Vibration analysis of nonlinear systems with the bilinear hysteretic oscillator by using incremental harmonic balance method

• The iteration formulation of the improved IHB method considered the bilinear hysteresis is presented. It is adequate for not only other hysteretic models but strongly nonlinearities.
• The stability analysis of Floquet multipliers considered bilinear hysteresis is investigated.
• Two points tracing algorithm modified from arc-length increment method is proposed.
• The effects of different parameters of the bilinear hysteretic absorber are studied numerically.

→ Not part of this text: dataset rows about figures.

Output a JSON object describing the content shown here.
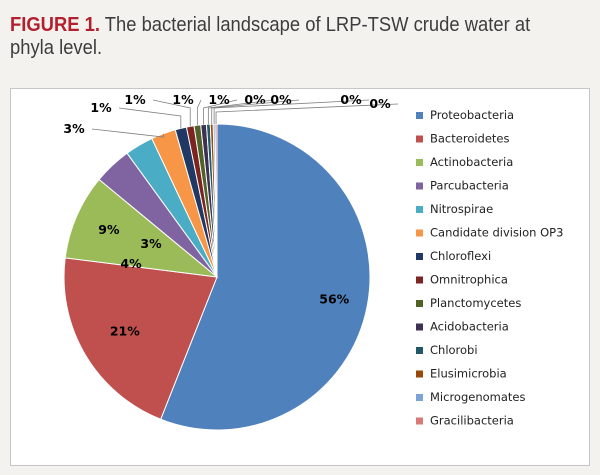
{
  "figure": {
    "label": "FIGURE 1.",
    "caption": " The bacterial landscape of LRP-TSW crude water at phyla level."
  },
  "chart_data": {
    "type": "pie",
    "title": "",
    "legend_position": "right",
    "slices": [
      {
        "name": "Proteobacteria",
        "value": 56,
        "label": "56%",
        "color": "#4f81bd"
      },
      {
        "name": "Bacteroidetes",
        "value": 21,
        "label": "21%",
        "color": "#c0504d"
      },
      {
        "name": "Actinobacteria",
        "value": 9,
        "label": "9%",
        "color": "#9bbb59"
      },
      {
        "name": "Parcubacteria",
        "value": 4,
        "label": "4%",
        "color": "#8064a2"
      },
      {
        "name": "Nitrospirae",
        "value": 3,
        "label": "3%",
        "color": "#4bacc6"
      },
      {
        "name": "Candidate division OP3",
        "value": 2.6,
        "label": "3%",
        "color": "#f79646"
      },
      {
        "name": "Chloroflexi",
        "value": 1.2,
        "label": "1%",
        "color": "#1f3864"
      },
      {
        "name": "Omnitrophica",
        "value": 0.8,
        "label": "1%",
        "color": "#7b2420"
      },
      {
        "name": "Planctomycetes",
        "value": 0.7,
        "label": "1%",
        "color": "#4f6228"
      },
      {
        "name": "Acidobacteria",
        "value": 0.6,
        "label": "1%",
        "color": "#3f3151"
      },
      {
        "name": "Chlorobi",
        "value": 0.4,
        "label": "0%",
        "color": "#205867"
      },
      {
        "name": "Elusimicrobia",
        "value": 0.3,
        "label": "0%",
        "color": "#984807"
      },
      {
        "name": "Microgenomates",
        "value": 0.2,
        "label": "0%",
        "color": "#7ba4d4"
      },
      {
        "name": "Gracilibacteria",
        "value": 0.2,
        "label": "0%",
        "color": "#d8797a"
      }
    ]
  }
}
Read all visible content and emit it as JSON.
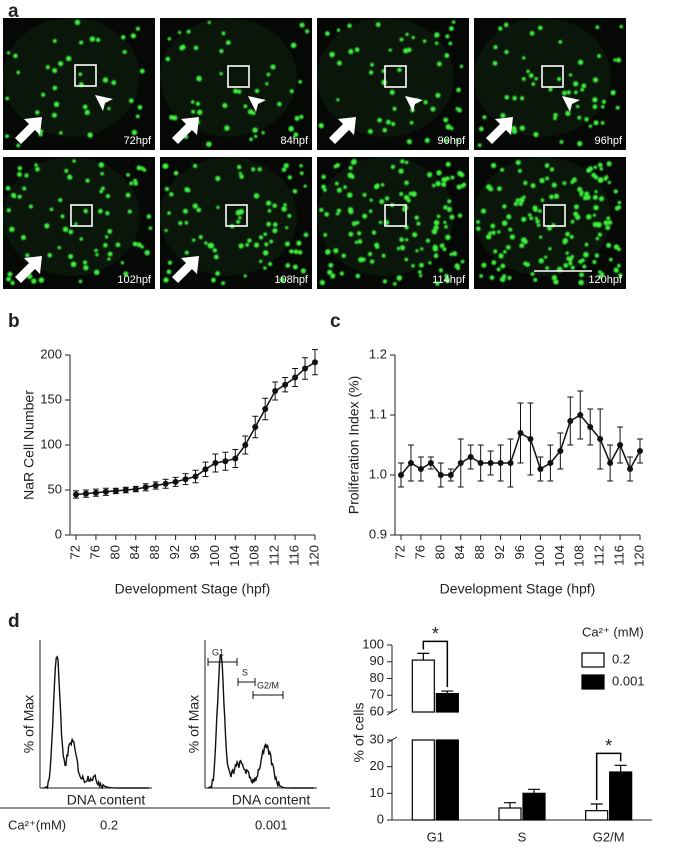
{
  "panel_labels": [
    "a",
    "b",
    "c",
    "d"
  ],
  "panel_a": {
    "images": [
      "72hpf",
      "84hpf",
      "90hpf",
      "96hpf",
      "102hpf",
      "108hpf",
      "114hpf",
      "120hpf"
    ]
  },
  "flow": {
    "y_label": "% of Max",
    "x_label": "DNA content",
    "gates": [
      "G1",
      "S",
      "G2/M"
    ],
    "condition_label": "Ca²⁺(mM)",
    "conditions": [
      "0.2",
      "0.001"
    ]
  },
  "chart_data": [
    {
      "type": "line",
      "x_label": "Development Stage (hpf)",
      "y_label": "NaR Cell Number",
      "x": [
        72,
        74,
        76,
        78,
        80,
        82,
        84,
        86,
        88,
        90,
        92,
        94,
        96,
        98,
        100,
        102,
        104,
        106,
        108,
        110,
        112,
        114,
        116,
        118,
        120
      ],
      "values": [
        45,
        46,
        47,
        48,
        49,
        50,
        51,
        53,
        55,
        57,
        59,
        62,
        65,
        73,
        80,
        82,
        85,
        100,
        120,
        140,
        160,
        167,
        175,
        185,
        192
      ],
      "errors": [
        4,
        4,
        4,
        4,
        3,
        3,
        3,
        4,
        4,
        5,
        5,
        6,
        7,
        8,
        10,
        10,
        10,
        10,
        12,
        12,
        10,
        8,
        10,
        12,
        14
      ],
      "color": "#111",
      "xlim": [
        72,
        120
      ],
      "xticks": [
        72,
        76,
        80,
        84,
        88,
        92,
        96,
        100,
        104,
        108,
        112,
        116,
        120
      ],
      "ylim": [
        0,
        200
      ],
      "yticks": [
        0,
        50,
        100,
        150,
        200
      ]
    },
    {
      "type": "line",
      "x_label": "Development Stage (hpf)",
      "y_label": "Proliferation Index (%)",
      "x": [
        72,
        74,
        76,
        78,
        80,
        82,
        84,
        86,
        88,
        90,
        92,
        94,
        96,
        98,
        100,
        102,
        104,
        106,
        108,
        110,
        112,
        114,
        116,
        118,
        120
      ],
      "values": [
        1.0,
        1.02,
        1.01,
        1.02,
        1.0,
        1.0,
        1.02,
        1.03,
        1.02,
        1.02,
        1.02,
        1.02,
        1.07,
        1.06,
        1.01,
        1.02,
        1.04,
        1.09,
        1.1,
        1.08,
        1.06,
        1.02,
        1.05,
        1.01,
        1.04
      ],
      "errors": [
        0.02,
        0.03,
        0.02,
        0.01,
        0.02,
        0.01,
        0.04,
        0.02,
        0.03,
        0.02,
        0.03,
        0.04,
        0.05,
        0.06,
        0.02,
        0.03,
        0.03,
        0.04,
        0.04,
        0.03,
        0.05,
        0.03,
        0.03,
        0.02,
        0.02
      ],
      "color": "#111",
      "xlim": [
        72,
        120
      ],
      "xticks": [
        72,
        76,
        80,
        84,
        88,
        92,
        96,
        100,
        104,
        108,
        112,
        116,
        120
      ],
      "ylim": [
        0.9,
        1.2
      ],
      "yticks": [
        0.9,
        {
          "value": 1,
          "label": "1.0"
        },
        1.1,
        1.2
      ]
    },
    {
      "type": "bar",
      "y_label": "% of cells",
      "legend_title": "Ca²⁺ (mM)",
      "categories": [
        "G1",
        "S",
        "G2/M"
      ],
      "series": [
        {
          "name": "0.2",
          "color": "#ffffff",
          "values": [
            91,
            4.5,
            3.5
          ],
          "errors": [
            4,
            2,
            2.5
          ]
        },
        {
          "name": "0.001",
          "color": "#000000",
          "values": [
            71,
            10,
            18
          ],
          "errors": [
            1.5,
            1.5,
            2.5
          ]
        }
      ],
      "ylim": [
        0,
        100
      ],
      "ybreak": [
        30,
        60
      ],
      "yticks": [
        0,
        10,
        20,
        30,
        60,
        70,
        80,
        90,
        100
      ],
      "annotations": [
        "*",
        "*"
      ]
    }
  ]
}
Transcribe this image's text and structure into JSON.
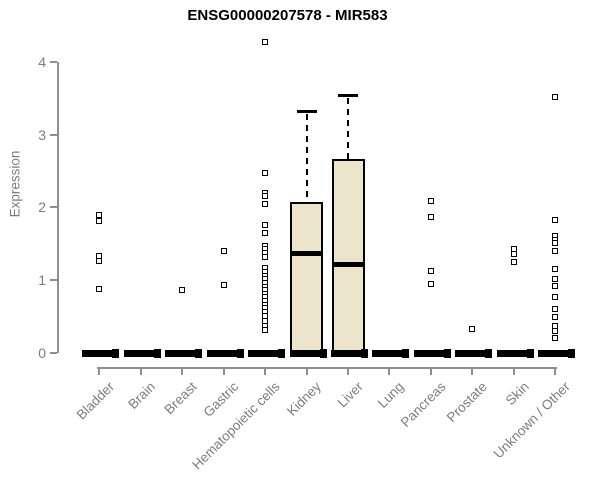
{
  "title": "ENSG00000207578 - MIR583",
  "chart_data": {
    "type": "boxplot",
    "title": "ENSG00000207578 - MIR583",
    "xlabel": "",
    "ylabel": "Expression",
    "ylim": [
      0,
      4.3
    ],
    "yticks": [
      0,
      1,
      2,
      3,
      4
    ],
    "grid": false,
    "legend": "none",
    "colors": {
      "box_fill": "#ECE5CC",
      "box_border": "#000000",
      "median": "#000000",
      "axis": "#8E8E8E",
      "text": "#7D7D7D",
      "outlier": "#000000"
    },
    "categories": [
      "Bladder",
      "Brain",
      "Breast",
      "Gastric",
      "Hematopoietic cells",
      "Kidney",
      "Liver",
      "Lung",
      "Pancreas",
      "Prostate",
      "Skin",
      "Unknown / Other"
    ],
    "series": [
      {
        "category": "Bladder",
        "box": null,
        "zero_bar": true,
        "outliers": [
          1.9,
          1.81,
          1.33,
          1.26,
          0.88
        ]
      },
      {
        "category": "Brain",
        "box": null,
        "zero_bar": true,
        "outliers": []
      },
      {
        "category": "Breast",
        "box": null,
        "zero_bar": true,
        "outliers": [
          0.86
        ]
      },
      {
        "category": "Gastric",
        "box": null,
        "zero_bar": true,
        "outliers": [
          1.4,
          0.93
        ]
      },
      {
        "category": "Hematopoietic cells",
        "box": null,
        "zero_bar": true,
        "outliers": [
          4.27,
          2.47,
          2.2,
          2.15,
          2.05,
          1.76,
          1.65,
          1.47,
          1.42,
          1.37,
          1.31,
          1.16,
          1.11,
          1.06,
          1.01,
          0.96,
          0.91,
          0.86,
          0.81,
          0.76,
          0.71,
          0.66,
          0.61,
          0.56,
          0.5,
          0.43,
          0.37,
          0.31
        ]
      },
      {
        "category": "Kidney",
        "zero_bar": true,
        "box": {
          "q1": 0,
          "median": 1.37,
          "q3": 2.07,
          "whisker_high": 3.32
        },
        "outliers": []
      },
      {
        "category": "Liver",
        "zero_bar": true,
        "box": {
          "q1": 0,
          "median": 1.21,
          "q3": 2.67,
          "whisker_high": 3.55
        },
        "outliers": []
      },
      {
        "category": "Lung",
        "box": null,
        "zero_bar": true,
        "outliers": []
      },
      {
        "category": "Pancreas",
        "box": null,
        "zero_bar": true,
        "outliers": [
          2.08,
          1.87,
          1.12,
          0.95
        ]
      },
      {
        "category": "Prostate",
        "box": null,
        "zero_bar": true,
        "outliers": [
          0.33
        ]
      },
      {
        "category": "Skin",
        "box": null,
        "zero_bar": true,
        "outliers": [
          1.43,
          1.36,
          1.25
        ]
      },
      {
        "category": "Unknown / Other",
        "box": null,
        "zero_bar": true,
        "outliers": [
          3.51,
          1.82,
          1.6,
          1.55,
          1.51,
          1.4,
          1.15,
          1.02,
          0.92,
          0.77,
          0.6,
          0.49,
          0.37,
          0.3,
          0.2
        ]
      }
    ]
  }
}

This paper considers dynamics of bilinear hysteretic systems, which are widely used for vibration control and vibration absorption such as magneto-rheological damper, metal-rubber. The method of incremental harmonic balance (IHB) technique that hysteresis is considered in the corrective term is improved in order to determine periodic solutions of bilinear hysteretic systems. The improved continuation method called two points tracing algorithm which is stable to the turning point makes the calculation more efficient for tracing amplitude-frequency response. Precise Hsu's method for analysing the stability of periodic solutions is introduced. The effects of different parameters of bilinear hysteretic oscillator on the response are discussed numerically. Some numerical simulations of considered bilinear hysteretic systems, including a single DOF and a 2DOF system, are effectively obtained by the modified IHB method and the results compare very well with the 4-oder Runge-Kutta method.